005 (June 13, 2005) (“Greenville SERB”) and Greenville v. Greenville Patrol

Officers Assn., Darke C.P. No. CV-99-57669, (“Greenville Case”) (collectively,

“Greenville”).

The Union argued that Greenville served as precedent to vacate the

award and remand for a new hearing on the ground that the conciliator exceeded his

authority by accepting the city’s untimely prehearing statement. The Union urged

that, upon remand and as a result of the late submission, the city should be barred from presenting its prehearing statement as determined in Greenville. The city

countered that the Union failed to object formally until it received an unfavorable

conciliation decision and that the Union suffered no prejudice by the late filing with

SERB. The city moved to affirm the award under R.C. 2711.09.

The trial court denied the Union’s motion to vacate and affirmed the

award. In a well-reasoned opinion, the trial court determined that the Union was

estopped by its failure to formally object at the conciliation.

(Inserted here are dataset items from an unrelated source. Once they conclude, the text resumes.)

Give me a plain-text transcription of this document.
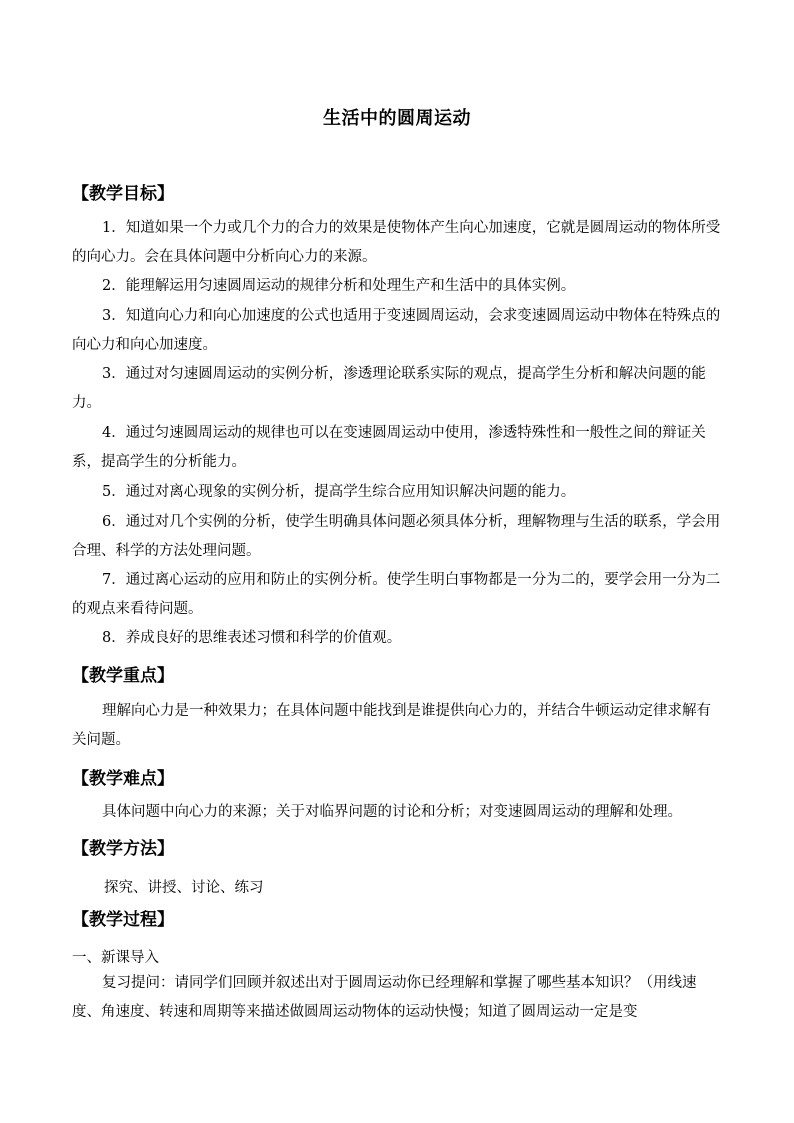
生活中的圆周运动
【教学目标】
1．知道如果一个力或几个力的合力的效果是使物体产生向心加速度，它就是圆周运动的物体所受的向心力。会在具体问题中分析向心力的来源。
2．能理解运用匀速圆周运动的规律分析和处理生产和生活中的具体实例。
3．知道向心力和向心加速度的公式也适用于变速圆周运动，会求变速圆周运动中物体在特殊点的向心力和向心加速度。
3．通过对匀速圆周运动的实例分析，渗透理论联系实际的观点，提高学生分析和解决问题的能力。
4．通过匀速圆周运动的规律也可以在变速圆周运动中使用，渗透特殊性和一般性之间的辩证关系，提高学生的分析能力。
5．通过对离心现象的实例分析，提高学生综合应用知识解决问题的能力。
6．通过对几个实例的分析，使学生明确具体问题必须具体分析，理解物理与生活的联系，学会用合理、科学的方法处理问题。
7．通过离心运动的应用和防止的实例分析。使学生明白事物都是一分为二的，要学会用一分为二的观点来看待问题。
8．养成良好的思维表述习惯和科学的价值观。
【教学重点】
理解向心力是一种效果力；在具体问题中能找到是谁提供向心力的，并结合牛顿运动定律求解有关问题。
【教学难点】
具体问题中向心力的来源；关于对临界问题的讨论和分析；对变速圆周运动的理解和处理。
【教学方法】
探究、讲授、讨论、练习
【教学过程】
一、新课导入
复习提问：请同学们回顾并叙述出对于圆周运动你已经理解和掌握了哪些基本知识？（用线速度、角速度、转速和周期等来描述做圆周运动物体的运动快慢；知道了圆周运动一定是变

“The failure on the part of a party to object to the scope of arbitration constitutes a waiver of the right to contest that issue on appeal.” City of Fostoria v. Ohio Patrolman’s Benevolent Assn., 106 Ohio St.3d 194, 2005-Ohio-4558, 833 N.E.2d 720, at ¶ 28. The application of estoppel “prevents a party from taking two bites of the same apple, i.e., submitting the case for arbitration and raising the arbitrator’s lack of authority to hear the issues only in the event that an adverse award is rendered.” Creature v. Baird, 154 Ohio App.3d 316, 2003-Ohio-5009, 797 N.E.2d 127, ¶ 12 (7th Dist.), citing E. S. Gallon Co., L.P.A. v.